Source Text

Encoding

Forge source files must be encoded in UTF-8. The lexer assumes UTF-8 input and will produce errors on invalid byte sequences. No byte-order mark (BOM) is required or expected; if present, it is treated as ordinary content and will likely cause a parse error.

File Extension

Forge source files use the .fg file extension by convention. The CLI tools (forge run, forge test, forge fmt) expect this extension. Example:

hello.fg
server.fg
tests/math_test.fg

Line Endings

Forge recognizes two line ending sequences:

Sequence	Name	Unicode
`\n`	Line feed	U+000A
`\r\n`	Carriage return + line feed	U+000D U+000A

A bare carriage return (\r without a following \n) is not treated as a line ending. Both recognized forms are normalized to a single Newline token in the token stream.

Source Structure

A Forge source file consists of a sequence of top-level statements executed in order. There is no required main function, module declaration, or package header. The simplest valid Forge program is:

say "hello"

Forge programs are executed from the first statement to the last, top to bottom. Functions and type definitions are hoisted conceptually in that they can be referenced before their textual position, but side effects in top-level statements execute in source order.

Character Set

Within string literals, Forge supports the full Unicode character set.
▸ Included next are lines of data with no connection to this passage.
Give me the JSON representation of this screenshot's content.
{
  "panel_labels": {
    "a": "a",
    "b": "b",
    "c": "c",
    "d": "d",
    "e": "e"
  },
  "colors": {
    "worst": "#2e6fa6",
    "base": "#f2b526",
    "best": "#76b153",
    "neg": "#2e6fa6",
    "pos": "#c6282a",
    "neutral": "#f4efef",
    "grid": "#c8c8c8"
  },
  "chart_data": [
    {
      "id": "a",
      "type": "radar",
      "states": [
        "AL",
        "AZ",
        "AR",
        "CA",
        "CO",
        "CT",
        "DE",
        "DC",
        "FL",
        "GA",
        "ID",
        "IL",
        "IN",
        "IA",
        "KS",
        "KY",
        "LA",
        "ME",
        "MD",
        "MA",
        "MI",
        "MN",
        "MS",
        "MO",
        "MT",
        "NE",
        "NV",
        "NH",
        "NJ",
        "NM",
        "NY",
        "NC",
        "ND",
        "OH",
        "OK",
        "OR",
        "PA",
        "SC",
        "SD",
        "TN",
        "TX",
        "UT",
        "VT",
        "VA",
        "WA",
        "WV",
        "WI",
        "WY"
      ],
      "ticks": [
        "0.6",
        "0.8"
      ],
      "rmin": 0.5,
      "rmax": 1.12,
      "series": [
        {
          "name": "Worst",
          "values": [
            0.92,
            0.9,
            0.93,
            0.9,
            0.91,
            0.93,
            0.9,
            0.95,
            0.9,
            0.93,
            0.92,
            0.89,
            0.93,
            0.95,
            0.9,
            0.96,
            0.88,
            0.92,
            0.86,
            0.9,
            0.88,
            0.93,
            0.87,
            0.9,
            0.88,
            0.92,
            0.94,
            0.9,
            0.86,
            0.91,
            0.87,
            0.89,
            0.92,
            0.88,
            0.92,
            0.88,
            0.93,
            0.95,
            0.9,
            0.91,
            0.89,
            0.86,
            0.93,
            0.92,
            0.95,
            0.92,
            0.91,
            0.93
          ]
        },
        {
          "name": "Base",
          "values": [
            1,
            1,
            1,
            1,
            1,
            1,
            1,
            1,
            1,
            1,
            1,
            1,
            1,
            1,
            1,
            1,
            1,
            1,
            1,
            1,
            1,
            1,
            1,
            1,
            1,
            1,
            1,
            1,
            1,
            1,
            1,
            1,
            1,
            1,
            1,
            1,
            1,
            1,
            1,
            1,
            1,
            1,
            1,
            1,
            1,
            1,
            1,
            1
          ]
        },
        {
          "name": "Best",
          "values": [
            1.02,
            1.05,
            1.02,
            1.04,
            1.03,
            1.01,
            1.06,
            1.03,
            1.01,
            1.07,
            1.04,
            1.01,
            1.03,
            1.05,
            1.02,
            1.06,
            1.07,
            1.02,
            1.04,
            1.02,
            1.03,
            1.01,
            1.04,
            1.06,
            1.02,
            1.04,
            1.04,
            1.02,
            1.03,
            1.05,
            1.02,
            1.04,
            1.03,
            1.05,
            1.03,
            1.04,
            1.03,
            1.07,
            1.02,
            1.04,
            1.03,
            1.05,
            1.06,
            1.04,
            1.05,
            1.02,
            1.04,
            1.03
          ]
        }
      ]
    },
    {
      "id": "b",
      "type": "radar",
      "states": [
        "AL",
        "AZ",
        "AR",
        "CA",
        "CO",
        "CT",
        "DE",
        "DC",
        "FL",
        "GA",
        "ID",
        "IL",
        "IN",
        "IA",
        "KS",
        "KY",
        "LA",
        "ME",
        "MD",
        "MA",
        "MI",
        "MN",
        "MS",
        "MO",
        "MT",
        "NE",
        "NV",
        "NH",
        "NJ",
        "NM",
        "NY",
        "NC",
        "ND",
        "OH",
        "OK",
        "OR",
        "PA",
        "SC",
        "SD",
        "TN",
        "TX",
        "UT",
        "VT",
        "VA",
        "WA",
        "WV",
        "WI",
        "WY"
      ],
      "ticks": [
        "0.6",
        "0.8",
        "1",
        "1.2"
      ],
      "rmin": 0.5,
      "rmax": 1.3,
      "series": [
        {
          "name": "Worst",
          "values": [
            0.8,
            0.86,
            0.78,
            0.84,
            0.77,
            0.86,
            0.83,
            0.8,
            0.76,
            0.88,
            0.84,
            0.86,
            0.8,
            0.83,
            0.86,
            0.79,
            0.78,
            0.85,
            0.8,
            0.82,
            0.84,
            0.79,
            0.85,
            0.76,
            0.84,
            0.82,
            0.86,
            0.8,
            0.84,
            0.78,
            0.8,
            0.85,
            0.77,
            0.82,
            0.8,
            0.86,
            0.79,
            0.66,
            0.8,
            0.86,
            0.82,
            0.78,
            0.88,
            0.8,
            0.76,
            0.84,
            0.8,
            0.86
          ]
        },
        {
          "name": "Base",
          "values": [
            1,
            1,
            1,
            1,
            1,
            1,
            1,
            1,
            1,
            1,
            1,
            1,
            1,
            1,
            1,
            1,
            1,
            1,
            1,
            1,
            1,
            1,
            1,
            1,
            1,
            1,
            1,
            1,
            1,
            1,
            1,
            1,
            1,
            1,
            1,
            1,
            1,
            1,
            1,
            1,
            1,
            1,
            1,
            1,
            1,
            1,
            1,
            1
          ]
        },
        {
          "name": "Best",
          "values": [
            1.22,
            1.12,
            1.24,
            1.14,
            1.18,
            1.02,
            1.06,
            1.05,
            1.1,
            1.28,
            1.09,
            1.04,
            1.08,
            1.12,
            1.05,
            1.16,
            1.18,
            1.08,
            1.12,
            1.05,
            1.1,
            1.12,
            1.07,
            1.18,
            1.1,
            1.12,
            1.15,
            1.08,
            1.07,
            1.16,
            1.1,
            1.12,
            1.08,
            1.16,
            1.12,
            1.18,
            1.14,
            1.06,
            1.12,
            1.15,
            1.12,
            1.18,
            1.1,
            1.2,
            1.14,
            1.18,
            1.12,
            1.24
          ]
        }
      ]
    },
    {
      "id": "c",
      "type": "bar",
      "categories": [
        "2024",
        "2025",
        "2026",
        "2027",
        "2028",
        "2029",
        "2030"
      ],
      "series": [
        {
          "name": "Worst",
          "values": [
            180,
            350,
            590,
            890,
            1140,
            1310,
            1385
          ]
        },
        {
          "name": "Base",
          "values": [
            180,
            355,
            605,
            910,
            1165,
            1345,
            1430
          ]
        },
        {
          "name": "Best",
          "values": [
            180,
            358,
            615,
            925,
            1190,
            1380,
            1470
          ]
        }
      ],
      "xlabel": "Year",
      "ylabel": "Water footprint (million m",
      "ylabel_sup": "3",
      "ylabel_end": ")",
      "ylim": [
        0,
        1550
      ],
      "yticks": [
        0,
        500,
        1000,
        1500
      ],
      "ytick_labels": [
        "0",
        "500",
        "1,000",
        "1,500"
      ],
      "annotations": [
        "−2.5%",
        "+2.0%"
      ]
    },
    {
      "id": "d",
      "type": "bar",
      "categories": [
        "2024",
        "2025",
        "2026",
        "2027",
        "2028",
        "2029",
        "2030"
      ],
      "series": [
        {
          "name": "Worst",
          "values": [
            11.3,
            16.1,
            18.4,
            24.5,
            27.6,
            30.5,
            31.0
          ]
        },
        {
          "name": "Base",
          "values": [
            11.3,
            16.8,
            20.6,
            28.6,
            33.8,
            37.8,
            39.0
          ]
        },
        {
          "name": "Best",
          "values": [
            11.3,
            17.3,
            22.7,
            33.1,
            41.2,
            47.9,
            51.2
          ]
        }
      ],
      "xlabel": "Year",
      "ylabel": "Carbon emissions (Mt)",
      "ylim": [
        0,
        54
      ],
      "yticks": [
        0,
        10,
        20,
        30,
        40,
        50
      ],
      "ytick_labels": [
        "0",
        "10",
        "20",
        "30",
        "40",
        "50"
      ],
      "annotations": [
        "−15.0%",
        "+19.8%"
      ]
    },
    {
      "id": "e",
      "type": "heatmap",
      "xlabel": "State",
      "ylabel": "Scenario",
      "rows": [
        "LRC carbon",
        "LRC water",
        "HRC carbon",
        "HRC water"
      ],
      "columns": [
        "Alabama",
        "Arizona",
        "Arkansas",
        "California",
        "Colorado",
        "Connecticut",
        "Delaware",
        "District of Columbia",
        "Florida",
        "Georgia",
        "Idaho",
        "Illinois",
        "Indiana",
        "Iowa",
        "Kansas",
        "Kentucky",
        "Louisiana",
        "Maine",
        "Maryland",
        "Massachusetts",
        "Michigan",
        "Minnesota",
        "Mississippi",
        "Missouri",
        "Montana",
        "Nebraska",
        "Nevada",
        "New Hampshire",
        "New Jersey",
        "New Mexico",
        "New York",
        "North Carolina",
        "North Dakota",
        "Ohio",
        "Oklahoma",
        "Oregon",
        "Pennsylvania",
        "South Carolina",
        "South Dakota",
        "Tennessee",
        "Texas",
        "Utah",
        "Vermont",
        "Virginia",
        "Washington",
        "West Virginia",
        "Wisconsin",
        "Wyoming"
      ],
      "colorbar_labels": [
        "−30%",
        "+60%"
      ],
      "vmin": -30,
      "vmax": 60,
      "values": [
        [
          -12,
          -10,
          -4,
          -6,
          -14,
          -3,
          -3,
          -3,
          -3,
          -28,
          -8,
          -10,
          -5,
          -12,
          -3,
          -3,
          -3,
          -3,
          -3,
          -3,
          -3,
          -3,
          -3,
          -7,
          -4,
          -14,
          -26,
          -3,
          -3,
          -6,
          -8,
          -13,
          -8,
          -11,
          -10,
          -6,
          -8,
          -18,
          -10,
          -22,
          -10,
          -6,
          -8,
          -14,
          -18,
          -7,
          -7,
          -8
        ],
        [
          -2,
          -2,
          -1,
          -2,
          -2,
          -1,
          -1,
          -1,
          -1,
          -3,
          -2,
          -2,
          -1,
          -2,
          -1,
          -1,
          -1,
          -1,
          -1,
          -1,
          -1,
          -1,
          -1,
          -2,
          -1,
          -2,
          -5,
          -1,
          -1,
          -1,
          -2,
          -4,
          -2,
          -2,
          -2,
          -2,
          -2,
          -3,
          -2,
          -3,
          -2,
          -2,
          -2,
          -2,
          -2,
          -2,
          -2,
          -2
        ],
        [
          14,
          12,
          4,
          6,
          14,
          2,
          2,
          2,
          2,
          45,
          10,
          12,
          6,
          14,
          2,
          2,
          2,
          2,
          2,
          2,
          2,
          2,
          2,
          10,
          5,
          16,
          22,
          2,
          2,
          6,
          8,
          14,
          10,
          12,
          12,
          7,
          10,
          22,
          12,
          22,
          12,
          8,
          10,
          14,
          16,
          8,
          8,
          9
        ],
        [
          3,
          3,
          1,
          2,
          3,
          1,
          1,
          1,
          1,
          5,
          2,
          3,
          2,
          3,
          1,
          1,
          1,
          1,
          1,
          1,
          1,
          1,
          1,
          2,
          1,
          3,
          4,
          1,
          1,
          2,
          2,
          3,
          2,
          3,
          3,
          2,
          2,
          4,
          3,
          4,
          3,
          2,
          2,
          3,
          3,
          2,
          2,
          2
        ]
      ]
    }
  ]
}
Outside of string literals, the following characters are meaningful to the lexer:

ASCII letters (a-z, A-Z) and underscore (_) begin identifiers and keywords.
ASCII digits (0-9) begin numeric literals.
Operator and punctuation characters: +, -, *, /, %, =, !, <, >, &, |, ., ,, :, ;, (, ), {, }, [, ], @, ?, #.
The double-quote character (") begins string literals.
Whitespace characters: space (U+0020), horizontal tab (U+0009).
Line terminators: line feed (U+000A), carriage return (U+000D).

All other characters outside of string literals are lexer errors.